Atacante do Flamengo provoca o Botafogo

Nesta quarta-feira (24), o Sub-20 do Flamengo foi a campo e enfrentou o Botafogo, em jogo válido pela 15ª rodada do Campeonato Brasileiro da categoria. O Mengo venceu o confronto de virada, por 2 a 1, com gol nos minutos finais, e a comemoração teve direito a provocação.

O Botafogo começou vencendo a partida, que foi disputada no Estádio da Gávea. O Flamengo empatou, e o placar permanecia em 1 a 1 até os 38 minutos do segundo tempo, quando Zé Welinton, de falta, ampliou o marcador para o Rubro-Negro.
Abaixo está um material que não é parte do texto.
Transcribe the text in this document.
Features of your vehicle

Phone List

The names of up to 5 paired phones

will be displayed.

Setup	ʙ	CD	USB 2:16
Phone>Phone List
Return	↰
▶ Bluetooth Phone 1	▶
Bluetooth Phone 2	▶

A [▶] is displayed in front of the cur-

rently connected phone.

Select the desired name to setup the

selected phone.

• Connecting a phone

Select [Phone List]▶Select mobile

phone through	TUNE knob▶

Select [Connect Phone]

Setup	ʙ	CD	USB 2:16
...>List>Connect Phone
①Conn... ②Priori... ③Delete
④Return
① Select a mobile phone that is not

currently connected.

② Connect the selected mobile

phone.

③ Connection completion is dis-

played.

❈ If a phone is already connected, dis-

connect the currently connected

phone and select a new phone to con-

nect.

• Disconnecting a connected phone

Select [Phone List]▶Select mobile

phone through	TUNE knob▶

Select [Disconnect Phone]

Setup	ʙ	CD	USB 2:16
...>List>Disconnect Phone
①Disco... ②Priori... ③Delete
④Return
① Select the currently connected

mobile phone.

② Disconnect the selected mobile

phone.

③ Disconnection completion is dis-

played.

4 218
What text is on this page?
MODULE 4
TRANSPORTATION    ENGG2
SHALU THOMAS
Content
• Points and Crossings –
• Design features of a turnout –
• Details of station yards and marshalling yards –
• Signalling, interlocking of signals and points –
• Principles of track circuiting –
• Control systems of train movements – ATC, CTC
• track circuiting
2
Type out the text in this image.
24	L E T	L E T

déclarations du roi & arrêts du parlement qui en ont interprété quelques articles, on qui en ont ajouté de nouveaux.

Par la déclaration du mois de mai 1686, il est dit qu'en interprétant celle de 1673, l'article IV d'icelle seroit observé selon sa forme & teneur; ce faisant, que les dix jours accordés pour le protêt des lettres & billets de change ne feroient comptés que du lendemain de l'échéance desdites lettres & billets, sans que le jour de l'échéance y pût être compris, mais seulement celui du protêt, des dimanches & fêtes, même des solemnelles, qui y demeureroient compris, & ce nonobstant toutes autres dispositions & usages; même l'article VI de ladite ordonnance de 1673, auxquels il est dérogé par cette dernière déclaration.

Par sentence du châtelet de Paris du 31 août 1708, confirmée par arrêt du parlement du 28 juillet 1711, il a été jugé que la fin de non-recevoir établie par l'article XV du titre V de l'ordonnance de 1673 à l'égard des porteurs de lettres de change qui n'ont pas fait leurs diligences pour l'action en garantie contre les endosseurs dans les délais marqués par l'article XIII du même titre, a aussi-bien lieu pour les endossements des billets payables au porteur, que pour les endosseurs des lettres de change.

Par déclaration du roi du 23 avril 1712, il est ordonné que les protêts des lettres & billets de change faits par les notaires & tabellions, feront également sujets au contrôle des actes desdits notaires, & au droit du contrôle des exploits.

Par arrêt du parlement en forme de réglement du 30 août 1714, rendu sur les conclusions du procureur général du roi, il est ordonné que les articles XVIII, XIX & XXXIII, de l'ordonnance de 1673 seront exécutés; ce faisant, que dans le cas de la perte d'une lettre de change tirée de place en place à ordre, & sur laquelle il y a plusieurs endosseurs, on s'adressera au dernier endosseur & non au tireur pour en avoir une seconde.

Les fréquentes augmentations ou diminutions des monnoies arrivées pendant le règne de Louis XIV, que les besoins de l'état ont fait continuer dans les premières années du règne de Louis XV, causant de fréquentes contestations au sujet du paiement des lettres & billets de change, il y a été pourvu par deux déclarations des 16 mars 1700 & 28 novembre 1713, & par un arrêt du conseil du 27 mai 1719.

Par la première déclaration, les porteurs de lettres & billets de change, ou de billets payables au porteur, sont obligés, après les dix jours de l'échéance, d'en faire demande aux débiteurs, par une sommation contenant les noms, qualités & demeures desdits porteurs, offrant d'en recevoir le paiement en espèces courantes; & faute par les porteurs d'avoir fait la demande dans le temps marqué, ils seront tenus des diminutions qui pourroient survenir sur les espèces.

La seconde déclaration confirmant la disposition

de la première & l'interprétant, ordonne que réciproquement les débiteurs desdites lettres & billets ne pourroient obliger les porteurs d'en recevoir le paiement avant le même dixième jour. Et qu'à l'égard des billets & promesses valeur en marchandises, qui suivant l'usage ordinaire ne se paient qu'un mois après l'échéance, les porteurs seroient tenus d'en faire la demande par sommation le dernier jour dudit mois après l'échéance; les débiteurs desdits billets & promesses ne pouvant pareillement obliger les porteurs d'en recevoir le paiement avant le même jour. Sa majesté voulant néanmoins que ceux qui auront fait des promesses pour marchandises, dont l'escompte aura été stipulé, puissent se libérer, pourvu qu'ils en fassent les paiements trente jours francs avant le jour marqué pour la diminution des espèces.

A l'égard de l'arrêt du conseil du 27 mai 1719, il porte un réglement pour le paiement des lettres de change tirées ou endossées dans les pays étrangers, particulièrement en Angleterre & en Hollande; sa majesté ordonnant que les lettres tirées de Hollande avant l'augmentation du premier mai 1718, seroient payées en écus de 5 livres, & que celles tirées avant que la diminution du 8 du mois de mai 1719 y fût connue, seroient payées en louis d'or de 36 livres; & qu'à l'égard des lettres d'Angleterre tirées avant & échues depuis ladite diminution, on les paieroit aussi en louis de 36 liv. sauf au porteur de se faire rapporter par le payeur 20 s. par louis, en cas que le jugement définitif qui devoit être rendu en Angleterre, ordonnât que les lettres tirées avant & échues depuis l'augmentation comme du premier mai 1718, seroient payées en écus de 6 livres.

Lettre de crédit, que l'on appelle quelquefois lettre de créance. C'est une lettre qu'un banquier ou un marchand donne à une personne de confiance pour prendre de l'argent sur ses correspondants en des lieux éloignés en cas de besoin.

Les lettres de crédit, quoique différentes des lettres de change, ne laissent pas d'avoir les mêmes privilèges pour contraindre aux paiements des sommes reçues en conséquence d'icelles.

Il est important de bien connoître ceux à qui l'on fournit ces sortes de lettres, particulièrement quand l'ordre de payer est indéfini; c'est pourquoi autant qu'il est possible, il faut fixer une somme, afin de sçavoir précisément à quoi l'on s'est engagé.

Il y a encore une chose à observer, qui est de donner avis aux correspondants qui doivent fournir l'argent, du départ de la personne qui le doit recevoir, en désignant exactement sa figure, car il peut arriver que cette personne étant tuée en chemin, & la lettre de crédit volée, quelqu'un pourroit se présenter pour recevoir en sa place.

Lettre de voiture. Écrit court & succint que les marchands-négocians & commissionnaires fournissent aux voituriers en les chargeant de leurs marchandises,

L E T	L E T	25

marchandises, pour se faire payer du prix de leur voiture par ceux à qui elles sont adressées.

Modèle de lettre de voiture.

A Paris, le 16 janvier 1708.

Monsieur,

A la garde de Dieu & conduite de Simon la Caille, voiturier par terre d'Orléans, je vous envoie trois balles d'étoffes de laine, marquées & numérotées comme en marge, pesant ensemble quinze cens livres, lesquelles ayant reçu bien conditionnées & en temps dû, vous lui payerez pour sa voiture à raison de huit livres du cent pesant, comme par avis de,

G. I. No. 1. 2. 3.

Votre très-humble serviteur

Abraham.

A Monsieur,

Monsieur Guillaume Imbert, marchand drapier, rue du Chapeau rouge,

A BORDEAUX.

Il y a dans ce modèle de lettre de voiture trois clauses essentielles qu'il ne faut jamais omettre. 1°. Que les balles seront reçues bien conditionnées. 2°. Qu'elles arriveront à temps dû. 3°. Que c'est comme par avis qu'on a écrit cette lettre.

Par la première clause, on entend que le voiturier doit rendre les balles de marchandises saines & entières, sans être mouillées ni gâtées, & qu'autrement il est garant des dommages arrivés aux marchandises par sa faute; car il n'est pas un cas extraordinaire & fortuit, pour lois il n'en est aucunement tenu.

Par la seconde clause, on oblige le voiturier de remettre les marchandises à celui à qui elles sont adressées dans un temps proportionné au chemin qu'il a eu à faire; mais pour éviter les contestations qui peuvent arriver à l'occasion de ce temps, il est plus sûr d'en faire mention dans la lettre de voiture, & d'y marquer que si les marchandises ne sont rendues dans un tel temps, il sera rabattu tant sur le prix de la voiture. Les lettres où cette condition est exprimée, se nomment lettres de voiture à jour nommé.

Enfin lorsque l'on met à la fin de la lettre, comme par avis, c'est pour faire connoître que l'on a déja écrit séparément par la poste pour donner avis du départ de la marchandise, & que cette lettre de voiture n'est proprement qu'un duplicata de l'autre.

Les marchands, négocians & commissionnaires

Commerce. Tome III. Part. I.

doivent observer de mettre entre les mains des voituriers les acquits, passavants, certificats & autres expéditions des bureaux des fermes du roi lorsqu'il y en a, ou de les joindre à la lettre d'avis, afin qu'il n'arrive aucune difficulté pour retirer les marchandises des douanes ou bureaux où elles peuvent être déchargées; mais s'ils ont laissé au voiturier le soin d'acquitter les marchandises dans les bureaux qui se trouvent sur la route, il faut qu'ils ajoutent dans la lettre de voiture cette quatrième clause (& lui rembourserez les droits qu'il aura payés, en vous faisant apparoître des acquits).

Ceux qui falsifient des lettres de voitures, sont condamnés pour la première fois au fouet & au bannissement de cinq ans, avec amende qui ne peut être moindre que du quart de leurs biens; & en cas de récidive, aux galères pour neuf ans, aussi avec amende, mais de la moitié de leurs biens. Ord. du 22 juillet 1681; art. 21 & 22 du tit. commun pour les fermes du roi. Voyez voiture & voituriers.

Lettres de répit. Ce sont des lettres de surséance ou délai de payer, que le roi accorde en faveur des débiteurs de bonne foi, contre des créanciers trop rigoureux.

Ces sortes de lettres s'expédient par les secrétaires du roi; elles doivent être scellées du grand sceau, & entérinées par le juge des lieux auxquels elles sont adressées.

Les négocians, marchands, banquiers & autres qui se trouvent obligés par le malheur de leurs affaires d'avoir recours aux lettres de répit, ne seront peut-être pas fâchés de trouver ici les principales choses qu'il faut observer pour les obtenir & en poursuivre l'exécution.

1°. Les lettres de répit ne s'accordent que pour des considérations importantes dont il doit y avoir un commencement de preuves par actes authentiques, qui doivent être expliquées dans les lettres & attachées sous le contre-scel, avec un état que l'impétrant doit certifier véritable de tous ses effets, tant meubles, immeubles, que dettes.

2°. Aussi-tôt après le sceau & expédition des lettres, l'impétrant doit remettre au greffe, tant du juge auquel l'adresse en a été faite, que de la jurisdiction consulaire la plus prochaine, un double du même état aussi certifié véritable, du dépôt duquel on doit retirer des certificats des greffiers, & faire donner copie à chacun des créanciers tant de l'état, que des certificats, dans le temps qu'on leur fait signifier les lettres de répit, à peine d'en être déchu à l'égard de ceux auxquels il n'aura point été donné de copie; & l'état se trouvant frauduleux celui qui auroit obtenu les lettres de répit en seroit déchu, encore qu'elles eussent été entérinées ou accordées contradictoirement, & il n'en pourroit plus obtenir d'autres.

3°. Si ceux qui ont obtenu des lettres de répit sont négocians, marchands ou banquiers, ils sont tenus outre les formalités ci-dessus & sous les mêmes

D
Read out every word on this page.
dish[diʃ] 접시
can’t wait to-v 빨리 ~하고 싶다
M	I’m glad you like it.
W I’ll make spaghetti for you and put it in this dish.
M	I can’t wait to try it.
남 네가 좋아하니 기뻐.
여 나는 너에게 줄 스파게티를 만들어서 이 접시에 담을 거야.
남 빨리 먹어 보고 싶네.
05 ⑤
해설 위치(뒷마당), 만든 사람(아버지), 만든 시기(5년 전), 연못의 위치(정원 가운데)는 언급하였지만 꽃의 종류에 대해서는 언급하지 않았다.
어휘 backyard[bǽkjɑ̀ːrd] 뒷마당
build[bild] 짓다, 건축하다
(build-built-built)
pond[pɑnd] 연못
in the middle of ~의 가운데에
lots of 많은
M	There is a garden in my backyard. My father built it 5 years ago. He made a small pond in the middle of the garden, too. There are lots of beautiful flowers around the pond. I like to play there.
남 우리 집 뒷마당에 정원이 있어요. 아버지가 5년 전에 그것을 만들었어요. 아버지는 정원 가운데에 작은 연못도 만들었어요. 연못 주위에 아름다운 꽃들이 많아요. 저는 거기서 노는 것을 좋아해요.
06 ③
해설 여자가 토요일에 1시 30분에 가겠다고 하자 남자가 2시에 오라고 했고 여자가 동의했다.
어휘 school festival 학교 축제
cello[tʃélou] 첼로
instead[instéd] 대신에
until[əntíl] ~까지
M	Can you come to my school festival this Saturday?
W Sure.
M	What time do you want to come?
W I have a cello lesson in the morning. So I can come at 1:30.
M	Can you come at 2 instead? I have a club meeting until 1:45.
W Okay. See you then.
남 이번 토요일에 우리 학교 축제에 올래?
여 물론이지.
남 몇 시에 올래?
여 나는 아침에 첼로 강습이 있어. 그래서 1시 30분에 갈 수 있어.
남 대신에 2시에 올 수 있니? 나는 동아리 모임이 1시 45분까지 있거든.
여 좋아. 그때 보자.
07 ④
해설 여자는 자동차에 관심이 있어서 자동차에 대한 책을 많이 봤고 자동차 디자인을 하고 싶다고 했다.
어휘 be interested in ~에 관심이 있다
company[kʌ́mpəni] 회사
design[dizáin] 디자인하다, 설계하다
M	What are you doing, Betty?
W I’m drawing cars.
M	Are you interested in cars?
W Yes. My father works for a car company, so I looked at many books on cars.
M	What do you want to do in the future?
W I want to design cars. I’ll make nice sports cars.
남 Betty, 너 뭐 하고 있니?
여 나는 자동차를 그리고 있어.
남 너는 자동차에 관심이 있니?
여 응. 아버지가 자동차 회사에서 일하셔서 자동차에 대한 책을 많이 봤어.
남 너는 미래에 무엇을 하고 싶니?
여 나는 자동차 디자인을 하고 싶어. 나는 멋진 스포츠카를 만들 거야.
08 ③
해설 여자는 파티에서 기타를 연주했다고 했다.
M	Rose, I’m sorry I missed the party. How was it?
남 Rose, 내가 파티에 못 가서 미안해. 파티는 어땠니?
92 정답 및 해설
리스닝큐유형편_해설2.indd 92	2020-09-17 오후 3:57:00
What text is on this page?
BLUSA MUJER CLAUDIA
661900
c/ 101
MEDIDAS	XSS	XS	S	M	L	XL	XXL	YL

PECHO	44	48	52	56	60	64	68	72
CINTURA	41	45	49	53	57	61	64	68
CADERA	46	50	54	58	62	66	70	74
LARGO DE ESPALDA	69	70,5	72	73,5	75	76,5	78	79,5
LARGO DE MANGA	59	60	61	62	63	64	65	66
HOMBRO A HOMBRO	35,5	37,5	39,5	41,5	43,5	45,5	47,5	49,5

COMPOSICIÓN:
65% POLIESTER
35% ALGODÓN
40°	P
Vale destacar que a cobrança de falta teve jogada ensaiada, e funcionou. Iago ameaçou fazer a cobrança e deslocou levemente o goleiro do Botafogo. O posicionamento do arqueiro foi fundamental para que Zé Welinton encontrasse um espacinho e estufasse as redes.

Assim que estufou as redes, Zé Welinton não perdeu a oportunidade de provocar o arquirrival e usou a história a seu favor. A comemoração não podia ser outra, e o camisa 16 fez o gesto do chororô, mostrando que a rivalidade vem desde a base, sim.

Outro fato curioso é que, além de Zé Welinton, o atacante Shola também fez o gesto de chororô. Entretanto, Shola é nigeriano e sequer fala português. Mas, conseguiu comprovar que, para ter rivalidade, não precisa entender a língua do rival, apenas seguir a história.

História do chororô

A provocação se iniciou em 2008, depois que o Flamengo conquistou o título da Taça Guanabara sobre o Botafogo. Na época, em coletiva após o jogo, o técnico Cuca, o presidente Bebeto de Freitas e jogadores apareceram de olhos cheio de lágrimas e reclamaram da arbitragem. O motivo? Um pênalti que teria sido cometido por Fábio Luciano. Campeão, o Fla adotou a provocação.

Depois do ocorrido, o primeiro jogador do Flamengo a dar início ao gesto que dura até hoje foi Souza Caveirão. Dias depois, o Fla enfrentou o Cienciano (PER), pela Libertadores. Souza marcou o gol e fez a comemoração do chororô, em alusão ao ocorrido. A celebração empolgou a torcida, que acompanhou cantando a marchinha “mamãe eu quero”.

Desde então, o chororô é comumente utilizado por jogadores do Mengão, da base ao profissional. Além dos meninos do Sub-20, nesta quarta (24), recentemente, atletas do elenco principal provocaram o rival, como Gabigol e Bruno Henrique.